If that means interest rates rise, the long-duration assets that outperformed in the past decade will become the laggards.

The strategists that Barron’s consulted generally see the yield on the 10-year U.S. Treasury note ticking up to about 1% by year end from a current 0.67%, as the price of the security falls. By the end of 2021, strategists’ estimates range from 0.75% to 1.45%. Income-seeking investors will need to look elsewhere.

“On the fixed-income side, the starting point from a yield perspective is pretty dismal,” Fredericks says.

Better-quality parts of the high-yield market still offer attractive returns, he notes. But moving too far down the quality spectrum could be problematic, given the uncertain outlook for industries more permanently affected by the pandemic.

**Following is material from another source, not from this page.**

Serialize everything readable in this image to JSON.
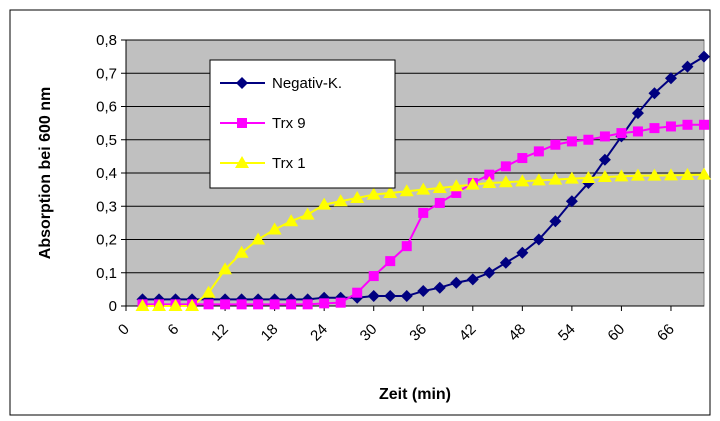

Fredericks notes that preferred shares issued by high-quality financial companies offer solid yields and opportunities for capital appreciation. Big banks such as

JPMorgan Chase

(JPM) and

Bank of America

(BAC) have preferreds, yielding 4.5% and 4.9%, respectively. The

iShares Preferred & Income Securities

(PFF) exchange-traded fund yields 5.4%.

Fredericks expects common stocks that pay dividends to be in greater demand next year, as interest rates stay low and a steadier economy gives investors confidence that companies will be able to maintain their payouts. “We think the puck is headed toward the scarcity of income being a big driver of flows and total returns,” he says.

That could be positive for traditional dividend-yielding sectors like utilities. And dividend-yielding cyclicals could deliver the best of both worlds.